Our next stop was to Aihole’s most famous monument, the Durga temple. The Early Chalukyas were frenetic builders, constructing an astounding 100 temples in just 200 years. And they seem to have experimented with most of them. At the Durga temple complex, you can see why the ‘cradle of Indian architecture’ phrase is actually quite apt.
 Take the Durga temple itself — it has an unusual apsidal end and a unique pillared verandah that extends around the shrine. Nearby is the Ladkhan temple, which looks more like a dwelling than a shrine. 

This two-storeyed temple has a two-tiered sloping roof with curiously shaped long stones placed on it, and a small square shrine on the first floor. The long stones resemble logs and are probably a throwback to earlier times when timber was used for construction. Up next is the Gaudargudi, one of the oldest Hindu temples in Aihole. It is rectangular-shaped, has a colonnaded verandah all around it, but unlike in the Durga temple, these pillars are plain. And then you have a few nameless temples scattered around the complex, some of which are simple rectangular cells, some with superstructures, others with sloping roofs... The variety of styles and schemes is quite astonishing. Many of these were adopted and continued through the centuries. The balcony seating in the Ladkhan and Gaudargudi temples, for example, is similar to balconies in the Hoysala-constructed Belur temple. Other experiments like the Durga temple’s apsidal plan and its double-circumambulation path (pradakshina patha) were abandoned. 

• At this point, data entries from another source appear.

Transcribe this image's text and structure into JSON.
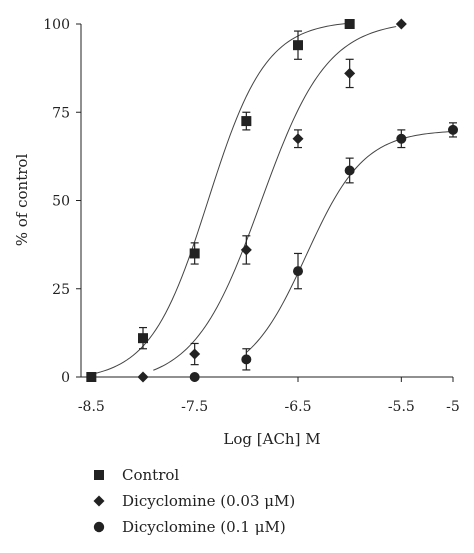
{
  "chart_data": {
    "type": "scatter",
    "xlabel": "Log [ACh] M",
    "ylabel": "% of control",
    "xlim": [
      -8.6,
      -5
    ],
    "ylim": [
      0,
      100
    ],
    "x_ticks": [
      -8.5,
      -7.5,
      -6.5,
      -5.5,
      -5
    ],
    "x_tick_labels": [
      "-8.5",
      "-7.5",
      "-6.5",
      "-5.5",
      "-5"
    ],
    "y_ticks": [
      0,
      25,
      50,
      75,
      100
    ],
    "y_tick_labels": [
      "0",
      "25",
      "50",
      "75",
      "100"
    ],
    "grid": false,
    "legend_position": "bottom-left",
    "series": [
      {
        "name": "Control",
        "marker": "square",
        "color": "#222222",
        "points": [
          {
            "x": -8.5,
            "y": 0,
            "err": 0
          },
          {
            "x": -8.0,
            "y": 11,
            "err": 3
          },
          {
            "x": -7.5,
            "y": 35,
            "err": 3
          },
          {
            "x": -7.0,
            "y": 72.5,
            "err": 2.5
          },
          {
            "x": -6.5,
            "y": 94,
            "err": 4
          },
          {
            "x": -6.0,
            "y": 100,
            "err": 0
          }
        ],
        "fit": {
          "bottom": -1,
          "top": 101,
          "logec50": -7.37,
          "hill": 1.55,
          "x_range": [
            -8.5,
            -6.0
          ]
        }
      },
      {
        "name": "Dicyclomine (0.03 μM)",
        "marker": "diamond",
        "color": "#222222",
        "points": [
          {
            "x": -8.0,
            "y": 0,
            "err": 0
          },
          {
            "x": -7.5,
            "y": 6.5,
            "err": 3
          },
          {
            "x": -7.0,
            "y": 36,
            "err": 4
          },
          {
            "x": -6.5,
            "y": 67.5,
            "err": 2.5
          },
          {
            "x": -6.0,
            "y": 86,
            "err": 4
          },
          {
            "x": -5.5,
            "y": 100,
            "err": 0
          }
        ],
        "fit": {
          "bottom": -2,
          "top": 101,
          "logec50": -6.86,
          "hill": 1.35,
          "x_range": [
            -7.9,
            -5.55
          ]
        }
      },
      {
        "name": "Dicyclomine (0.1 μM)",
        "marker": "circle",
        "color": "#222222",
        "points": [
          {
            "x": -7.5,
            "y": 0,
            "err": 0
          },
          {
            "x": -7.0,
            "y": 5,
            "err": 3
          },
          {
            "x": -6.5,
            "y": 30,
            "err": 5
          },
          {
            "x": -6.0,
            "y": 58.5,
            "err": 3.5
          },
          {
            "x": -5.5,
            "y": 67.5,
            "err": 2.5
          },
          {
            "x": -5.0,
            "y": 70,
            "err": 2
          }
        ],
        "fit": {
          "bottom": -1,
          "top": 70,
          "logec50": -6.42,
          "hill": 1.55,
          "x_range": [
            -7.0,
            -5.0
          ]
        }
      }
    ]
  },
  "legend": {
    "items": [
      {
        "label": "Control"
      },
      {
        "label": "Dicyclomine (0.03 μM)"
      },
      {
        "label": "Dicyclomine (0.1 μM)"
      }
    ]
  }
}
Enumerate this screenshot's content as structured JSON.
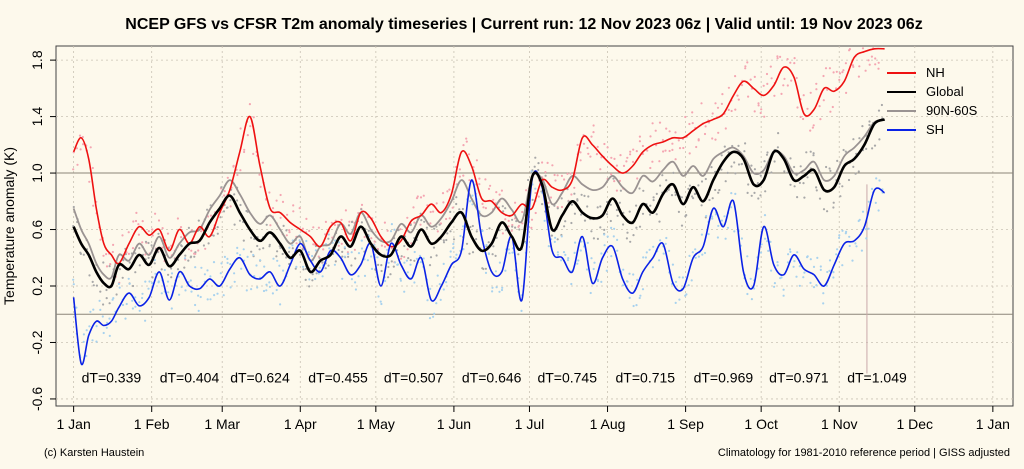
{
  "chart_data": {
    "type": "line",
    "title": "NCEP GFS vs CFSR T2m anomaly timeseries | Current run: 12 Nov 2023 06z | Valid until: 19 Nov 2023 06z",
    "ylabel": "Temperature anomaly (K)",
    "xlabel": "",
    "ylim": [
      -0.65,
      1.9
    ],
    "xlim_days": [
      -7,
      373
    ],
    "y_ticks": [
      -0.6,
      -0.2,
      0.2,
      0.6,
      1.0,
      1.4,
      1.8
    ],
    "y_tick_labels": [
      "-0.6",
      "-0.2",
      "0.2",
      "0.6",
      "1.0",
      "1.4",
      "1.8"
    ],
    "x_tick_days": [
      0,
      31,
      59,
      90,
      120,
      151,
      181,
      212,
      243,
      273,
      304,
      334,
      365
    ],
    "x_tick_labels": [
      "1 Jan",
      "1 Feb",
      "1 Mar",
      "1 Apr",
      "1 May",
      "1 Jun",
      "1 Jul",
      "1 Aug",
      "1 Sep",
      "1 Oct",
      "1 Nov",
      "1 Dec",
      "1 Jan"
    ],
    "hlines": [
      0,
      1.0
    ],
    "grid": true,
    "legend_position": "top-right",
    "current_run_day": 315,
    "series": [
      {
        "name": "NH",
        "color": "#ee1111",
        "dot_color": "#f4a6b2",
        "x": [
          0,
          3,
          6,
          9,
          12,
          15,
          18,
          22,
          26,
          30,
          34,
          38,
          42,
          46,
          50,
          54,
          58,
          62,
          66,
          70,
          74,
          78,
          82,
          86,
          90,
          94,
          98,
          102,
          106,
          110,
          114,
          118,
          122,
          126,
          130,
          134,
          138,
          142,
          146,
          150,
          154,
          158,
          162,
          166,
          170,
          174,
          178,
          182,
          186,
          190,
          194,
          198,
          202,
          206,
          210,
          214,
          218,
          222,
          226,
          230,
          234,
          238,
          242,
          246,
          250,
          254,
          258,
          262,
          266,
          270,
          274,
          278,
          282,
          286,
          290,
          294,
          298,
          302,
          306,
          310,
          314,
          318,
          322
        ],
        "y": [
          1.15,
          1.25,
          1.1,
          0.75,
          0.5,
          0.42,
          0.36,
          0.5,
          0.62,
          0.56,
          0.6,
          0.45,
          0.6,
          0.5,
          0.62,
          0.55,
          0.72,
          0.88,
          1.15,
          1.4,
          1.05,
          0.75,
          0.72,
          0.65,
          0.6,
          0.55,
          0.48,
          0.62,
          0.65,
          0.52,
          0.72,
          0.68,
          0.55,
          0.48,
          0.52,
          0.66,
          0.7,
          0.78,
          0.72,
          0.85,
          1.15,
          1.05,
          0.82,
          0.8,
          0.72,
          0.7,
          0.78,
          0.75,
          0.95,
          0.9,
          0.88,
          0.95,
          1.25,
          1.2,
          1.12,
          1.05,
          1.0,
          1.05,
          1.15,
          1.2,
          1.22,
          1.25,
          1.25,
          1.3,
          1.35,
          1.38,
          1.42,
          1.55,
          1.65,
          1.6,
          1.55,
          1.62,
          1.75,
          1.68,
          1.42,
          1.45,
          1.6,
          1.58,
          1.65,
          1.82,
          1.86,
          1.88,
          1.88
        ]
      },
      {
        "name": "Global",
        "color": "#000000",
        "dot_color": "#a8a8a8",
        "x": [
          0,
          3,
          6,
          9,
          12,
          15,
          18,
          22,
          26,
          30,
          34,
          38,
          42,
          46,
          50,
          54,
          58,
          62,
          66,
          70,
          74,
          78,
          82,
          86,
          90,
          94,
          98,
          102,
          106,
          110,
          114,
          118,
          122,
          126,
          130,
          134,
          138,
          142,
          146,
          150,
          154,
          158,
          162,
          166,
          170,
          174,
          178,
          182,
          186,
          190,
          194,
          198,
          202,
          206,
          210,
          214,
          218,
          222,
          226,
          230,
          234,
          238,
          242,
          246,
          250,
          254,
          258,
          262,
          266,
          270,
          274,
          278,
          282,
          286,
          290,
          294,
          298,
          302,
          306,
          310,
          314,
          318,
          322
        ],
        "y": [
          0.62,
          0.5,
          0.42,
          0.3,
          0.22,
          0.2,
          0.35,
          0.32,
          0.42,
          0.35,
          0.47,
          0.34,
          0.42,
          0.5,
          0.52,
          0.65,
          0.75,
          0.84,
          0.72,
          0.6,
          0.52,
          0.58,
          0.5,
          0.4,
          0.45,
          0.3,
          0.38,
          0.42,
          0.55,
          0.48,
          0.62,
          0.5,
          0.42,
          0.42,
          0.55,
          0.48,
          0.6,
          0.5,
          0.55,
          0.65,
          0.72,
          0.55,
          0.45,
          0.5,
          0.65,
          0.55,
          0.48,
          0.97,
          0.92,
          0.6,
          0.7,
          0.8,
          0.72,
          0.68,
          0.7,
          0.82,
          0.7,
          0.65,
          0.78,
          0.72,
          0.85,
          0.92,
          0.78,
          0.9,
          0.8,
          0.95,
          1.08,
          1.15,
          1.1,
          0.92,
          0.95,
          1.15,
          1.1,
          0.95,
          0.98,
          1.02,
          0.88,
          0.9,
          1.05,
          1.1,
          1.2,
          1.35,
          1.38
        ]
      },
      {
        "name": "90N-60S",
        "color": "#9a9392",
        "dot_color": null,
        "x": [
          0,
          3,
          6,
          9,
          12,
          15,
          18,
          22,
          26,
          30,
          34,
          38,
          42,
          46,
          50,
          54,
          58,
          62,
          66,
          70,
          74,
          78,
          82,
          86,
          90,
          94,
          98,
          102,
          106,
          110,
          114,
          118,
          122,
          126,
          130,
          134,
          138,
          142,
          146,
          150,
          154,
          158,
          162,
          166,
          170,
          174,
          178,
          182,
          186,
          190,
          194,
          198,
          202,
          206,
          210,
          214,
          218,
          222,
          226,
          230,
          234,
          238,
          242,
          246,
          250,
          254,
          258,
          262,
          266,
          270,
          274,
          278,
          282,
          286,
          290,
          294,
          298,
          302,
          306,
          310,
          314,
          318,
          322
        ],
        "y": [
          0.75,
          0.6,
          0.5,
          0.36,
          0.28,
          0.26,
          0.42,
          0.38,
          0.5,
          0.42,
          0.55,
          0.4,
          0.5,
          0.58,
          0.6,
          0.74,
          0.84,
          0.95,
          0.85,
          0.72,
          0.64,
          0.7,
          0.6,
          0.5,
          0.55,
          0.38,
          0.48,
          0.5,
          0.64,
          0.57,
          0.72,
          0.6,
          0.52,
          0.52,
          0.64,
          0.58,
          0.7,
          0.62,
          0.68,
          0.8,
          0.95,
          0.82,
          0.7,
          0.72,
          0.82,
          0.74,
          0.66,
          0.97,
          0.96,
          0.78,
          0.86,
          0.98,
          0.92,
          0.88,
          0.9,
          0.98,
          0.9,
          0.86,
          0.98,
          0.94,
          1.02,
          1.08,
          0.98,
          1.05,
          0.98,
          1.1,
          1.15,
          1.18,
          1.12,
          1.0,
          1.02,
          1.15,
          1.12,
          1.0,
          1.02,
          1.08,
          0.95,
          0.98,
          1.12,
          1.18,
          1.26,
          1.36,
          1.38
        ]
      },
      {
        "name": "SH",
        "color": "#0a22e6",
        "dot_color": "#a8d2ee",
        "x": [
          0,
          3,
          6,
          9,
          12,
          15,
          18,
          22,
          26,
          30,
          34,
          38,
          42,
          46,
          50,
          54,
          58,
          62,
          66,
          70,
          74,
          78,
          82,
          86,
          90,
          94,
          98,
          102,
          106,
          110,
          114,
          118,
          122,
          126,
          130,
          134,
          138,
          142,
          146,
          150,
          154,
          158,
          162,
          166,
          170,
          174,
          178,
          182,
          186,
          190,
          194,
          198,
          202,
          206,
          210,
          214,
          218,
          222,
          226,
          230,
          234,
          238,
          242,
          246,
          250,
          254,
          258,
          262,
          266,
          270,
          274,
          278,
          282,
          286,
          290,
          294,
          298,
          302,
          306,
          310,
          314,
          318,
          322
        ],
        "y": [
          0.12,
          -0.35,
          -0.15,
          -0.05,
          -0.08,
          -0.05,
          0.05,
          0.15,
          0.06,
          0.12,
          0.3,
          0.1,
          0.3,
          0.2,
          0.18,
          0.25,
          0.2,
          0.32,
          0.4,
          0.28,
          0.25,
          0.3,
          0.2,
          0.35,
          0.5,
          0.38,
          0.3,
          0.45,
          0.4,
          0.28,
          0.35,
          0.5,
          0.2,
          0.5,
          0.35,
          0.25,
          0.4,
          0.1,
          0.2,
          0.35,
          0.45,
          0.95,
          0.55,
          0.3,
          0.3,
          0.55,
          0.1,
          0.95,
          0.9,
          0.45,
          0.4,
          0.3,
          0.55,
          0.22,
          0.4,
          0.48,
          0.25,
          0.15,
          0.3,
          0.4,
          0.5,
          0.22,
          0.18,
          0.4,
          0.48,
          0.75,
          0.62,
          0.8,
          0.3,
          0.2,
          0.62,
          0.35,
          0.28,
          0.42,
          0.32,
          0.28,
          0.2,
          0.35,
          0.5,
          0.52,
          0.62,
          0.88,
          0.86
        ]
      }
    ],
    "dT_labels": [
      "dT=0.339",
      "dT=0.404",
      "dT=0.624",
      "dT=0.455",
      "dT=0.507",
      "dT=0.646",
      "dT=0.745",
      "dT=0.715",
      "dT=0.969",
      "dT=0.971",
      "dT=1.049"
    ]
  },
  "footer_left": "(c) Karsten Haustein",
  "footer_right": "Climatology for 1981-2010 reference period | GISS adjusted"
}
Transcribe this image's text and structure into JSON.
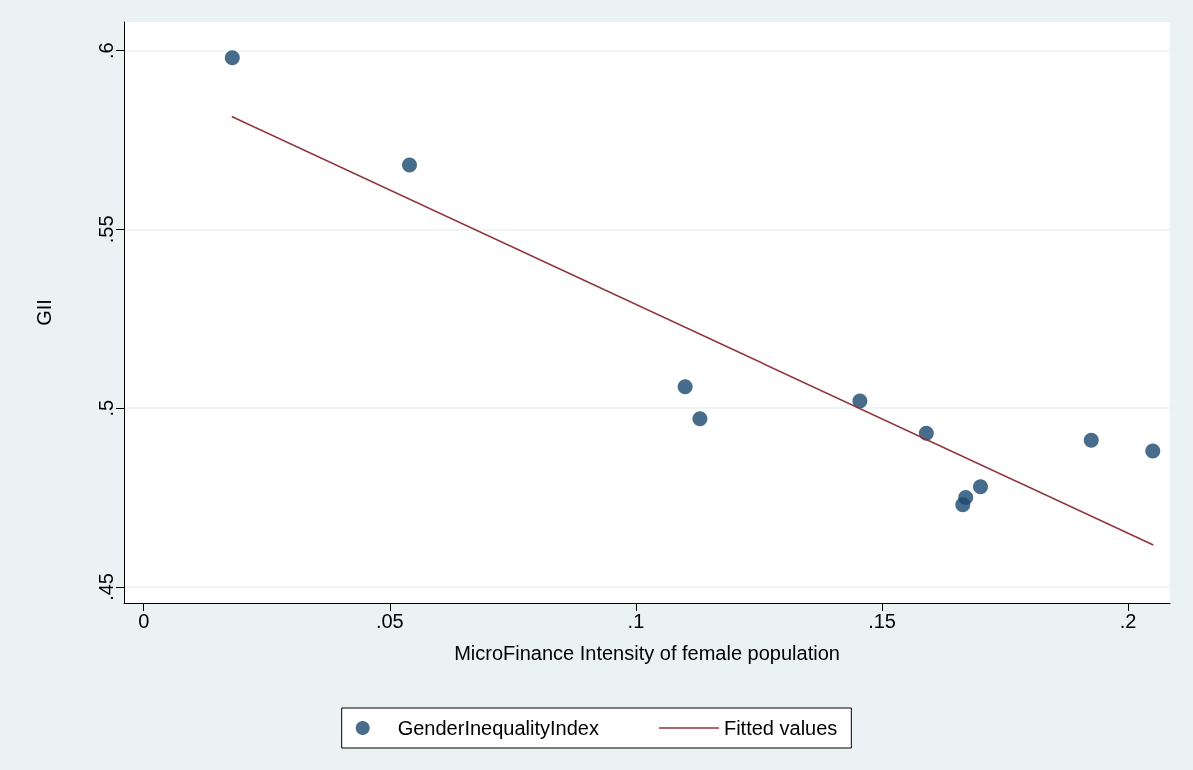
{
  "chart_data": {
    "type": "scatter",
    "xlabel": "MicroFinance Intensity of female population",
    "ylabel": "GII",
    "xlim": [
      -0.004,
      0.2085
    ],
    "ylim": [
      0.4455,
      0.608
    ],
    "xticks": [
      {
        "value": 0,
        "label": "0"
      },
      {
        "value": 0.05,
        "label": ".05"
      },
      {
        "value": 0.1,
        "label": ".1"
      },
      {
        "value": 0.15,
        "label": ".15"
      },
      {
        "value": 0.2,
        "label": ".2"
      }
    ],
    "yticks": [
      {
        "value": 0.45,
        "label": ".45"
      },
      {
        "value": 0.5,
        "label": ".5"
      },
      {
        "value": 0.55,
        "label": ".55"
      },
      {
        "value": 0.6,
        "label": ".6"
      }
    ],
    "grid": "y",
    "legend": "bottom",
    "series": [
      {
        "name": "GenderInequalityIndex",
        "type": "scatter",
        "marker": "circle",
        "color": "#1a476f",
        "x": [
          0.018,
          0.054,
          0.11,
          0.113,
          0.1455,
          0.159,
          0.1664,
          0.167,
          0.17,
          0.1925,
          0.205
        ],
        "values": [
          0.598,
          0.568,
          0.506,
          0.497,
          0.502,
          0.493,
          0.473,
          0.475,
          0.478,
          0.491,
          0.488
        ]
      },
      {
        "name": "Fitted values",
        "type": "line",
        "marker": "none",
        "line_style": "solid",
        "color": "#90353b",
        "x": [
          0.018,
          0.205
        ],
        "values": [
          0.5815,
          0.4618
        ]
      }
    ]
  }
}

Also abandoned, at least for worship, were the temples themselves, although exactly when is not very clear. By the 1800s, when we have modern records, all of Aihole’s old temples seem to have gone to rack and ruin. Photographs of the Durga temple show a crumbling structure surrounded by rubble and with a pile of stones and vegetation for a superstructure. Several shrines were also converted to dwellings. Some temples were only cleaned, cleared and restored by the Archaeological Survey of India in the 1960s. 

A walk through the village shows that many of Aihole’s old temples are still not protected monuments. It is not uncommon to find buffaloes tethered to fallen old pillars, carts parked next to Early Chalukyan temples, and people living in structures with sloping stone roofs like the Gaudargudi. These temples are still part of the daily rhythm of life here, just not as places of worship.